MB : A notre échelle, le management horizontal oblige à être humble. Dans mon cas, j’ai laissé la communication à une fille qui a 10 ans de moins que moi et qui est bien meilleure que moi ! Au-delà du fait que ça soit sa spécialité (et ça n’était pas la mienne) et qu’on lui a monté une équipe, je ne m’en serais pas aussi bien sortie qu’elle avec la même équipe. Pour travailler avec nous, il faut être humble, prêt à être surpris et à se remettre en question. Les clés du management horizontal, c’est l’humilité mais aussi la confiance. Ce qui veut dire de ne pas être tout le temps en train de surveiller et de vérifier si les choses sont bien faites, et donc d’avoir confiance en la capacité de l’autre à innover, à faire différemment, ce qui ne veut pas dire moins bien ! La confiance fait gagner un temps fou, tout comme l’humilité ! En terme d’innovation managériale, on a mis en place les « Bonnes Idées à Partager » il y a deux ans.

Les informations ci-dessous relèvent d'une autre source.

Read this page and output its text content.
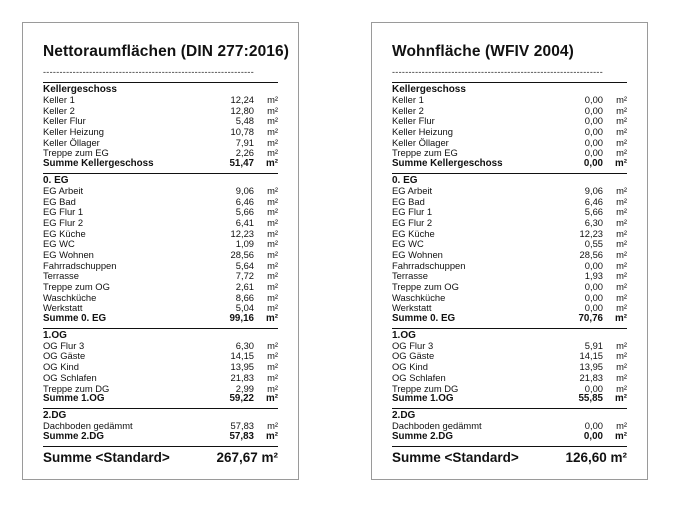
Nettoraumflächen (DIN 277:2016)
----------------------------------------------------------------
Kellergeschoss
Keller 1	12,24 m²
Keller 2	12,80 m²
Keller Flur	5,48 m²
Keller Heizung	10,78 m²
Keller Öllager	7,91 m²
Treppe zum EG	2,26 m²
Summe Kellergeschoss	51,47 m²
0. EG
EG Arbeit	9,06 m²
EG Bad	6,46 m²
EG Flur 1	5,66 m²
EG Flur 2	6,41 m²
EG Küche	12,23 m²
EG WC	1,09 m²
EG Wohnen	28,56 m²
Fahrradschuppen	5,64 m²
Terrasse	7,72 m²
Treppe zum OG	2,61 m²
Waschküche	8,66 m²
Werkstatt	5,04 m²
Summe 0. EG	99,16 m²
1.OG
OG Flur 3	6,30 m²
OG Gäste	14,15 m²
OG Kind	13,95 m²
OG Schlafen	21,83 m²
Treppe zum DG	2,99 m²
Summe 1.OG	59,22 m²
2.DG
Dachboden gedämmt	57,83 m²
Summe 2.DG	57,83 m²
Summe <Standard>	267,67 m²
Wohnfläche (WFIV 2004)
----------------------------------------------------------------
Kellergeschoss
Keller 1	0,00 m²
Keller 2	0,00 m²
Keller Flur	0,00 m²
Keller Heizung	0,00 m²
Keller Öllager	0,00 m²
Treppe zum EG	0,00 m²
Summe Kellergeschoss	0,00 m²
0. EG
EG Arbeit	9,06 m²
EG Bad	6,46 m²
EG Flur 1	5,66 m²
EG Flur 2	6,30 m²
EG Küche	12,23 m²
EG WC	0,55 m²
EG Wohnen	28,56 m²
Fahrradschuppen	0,00 m²
Terrasse	1,93 m²
Treppe zum OG	0,00 m²
Waschküche	0,00 m²
Werkstatt	0,00 m²
Summe 0. EG	70,76 m²
1.OG
OG Flur 3	5,91 m²
OG Gäste	14,15 m²
OG Kind	13,95 m²
OG Schlafen	21,83 m²
Treppe zum DG	0,00 m²
Summe 1.OG	55,85 m²
2.DG
Dachboden gedämmt	0,00 m²
Summe 2.DG	0,00 m²
Summe <Standard>	126,60 m²
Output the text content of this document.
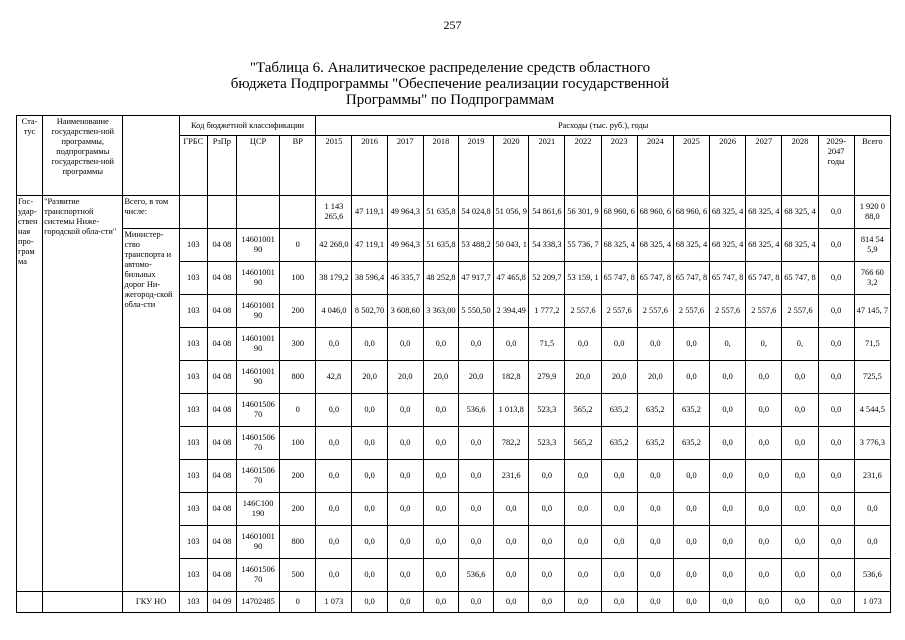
257
"Таблица 6. Аналитическое распределение средств областного
бюджета Подпрограммы "Обеспечение реализации государственной
Программы" по Подпрограммам
Ста-тус	Наименование государствен-ной программы, подпрограммы государствен-ной программы		Код бюджетной классификации				Расходы (тыс. руб.), годы															
			ГРБС	РзПр	ЦСР	ВР	2015	2016	2017	2018	2019	2020	2021	2022	2023	2024	2025	2026	2027	2028	2029-2047 годы	Всего
Гос-удар-ствен ная про-грам ма	"Развитие транспортной системы Ниже-городской обла-сти"	Всего, в том числе:					1 143 265,6	47 119,1	49 964,3	51 635,8	54 024,8	51 056, 9	54 861,6	56 301, 9	68 960, 6	68 960, 6	68 960, 6	68 325, 4	68 325, 4	68 325, 4	0,0	1 920 0 88,0
		Министер-ство транспорта и автомо-бильных дорог Ни-жегород-ской обла-сти	103	04 08	14601001 90	0	42 268,0	47 119,1	49 964,3	51 635,8	53 488,2	50 043, 1	54 338,3	55 736, 7	68 325, 4	68 325, 4	68 325, 4	68 325, 4	68 325, 4	68 325, 4	0,0	814 54 5,9
			103	04 08	14601001 90	100	38 179,2	38 596,4	46 335,7	48 252,8	47 917,7	47 465,8	52 209,7	53 159, 1	65 747, 8	65 747, 8	65 747, 8	65 747, 8	65 747, 8	65 747, 8	0,0	766 60 3,2
			103	04 08	14601001 90	200	4 046,0	8 502,70	3 608,60	3 363,00	5 550,50	2 394,49	1 777,2	2 557,6	2 557,6	2 557,6	2 557,6	2 557,6	2 557,6	2 557,6	0,0	47 145, 7
			103	04 08	14601001 90	300	0,0	0,0	0,0	0,0	0,0	0,0	71,5	0,0	0,0	0,0	0,0	0,	0,	0,	0,0	71,5
			103	04 08	14601001 90	800	42,8	20,0	20,0	20,0	20,0	182,8	279,9	20,0	20,0	20,0	0,0	0,0	0,0	0,0	0,0	725,5
			103	04 08	14601506 70	0	0,0	0,0	0,0	0,0	536,6	1 013,8	523,3	565,2	635,2	635,2	635,2	0,0	0,0	0,0	0,0	4 544,5
			103	04 08	14601506 70	100	0,0	0,0	0,0	0,0	0,0	782,2	523,3	565,2	635,2	635,2	635,2	0,0	0,0	0,0	0,0	3 776,3
			103	04 08	14601506 70	200	0,0	0,0	0,0	0,0	0,0	231,6	0,0	0,0	0,0	0,0	0,0	0,0	0,0	0,0	0,0	231,6
			103	04 08	146С100 190	200	0,0	0,0	0,0	0,0	0,0	0,0	0,0	0,0	0,0	0,0	0,0	0,0	0,0	0,0	0,0	0,0
			103	04 08	14601001 90	800	0,0	0,0	0,0	0,0	0,0	0,0	0,0	0,0	0,0	0,0	0,0	0,0	0,0	0,0	0,0	0,0
			103	04 08	14601506 70	500	0,0	0,0	0,0	0,0	536,6	0,0	0,0	0,0	0,0	0,0	0,0	0,0	0,0	0,0	0,0	536,6
		ГКУ НО	103	04 09	14702485	0	1 073	0,0	0,0	0,0	0,0	0,0	0,0	0,0	0,0	0,0	0,0	0,0	0,0	0,0	0,0	1 073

On demande tous les vendredis à chaque employé de nous envoyer une idée, sur son business ou celui de quelqu’un d’autre. Puis le lundi, un comité (qui change tous les trimestres) décide des trois meilleures idées. Les personnes qui ont eu ces idées et ceux qui les réalisent récoltent des points (des BIAPS), à dépenser dans un catalogue. Quand on a 500 « BIAPS » , on peut bénéficier d’une formation de la part de quelqu’un d’autre, participer au CODIR, se faire masser par un membre de l’équipe… C’est assez amusant et beaucoup de bonnes idées en sortent !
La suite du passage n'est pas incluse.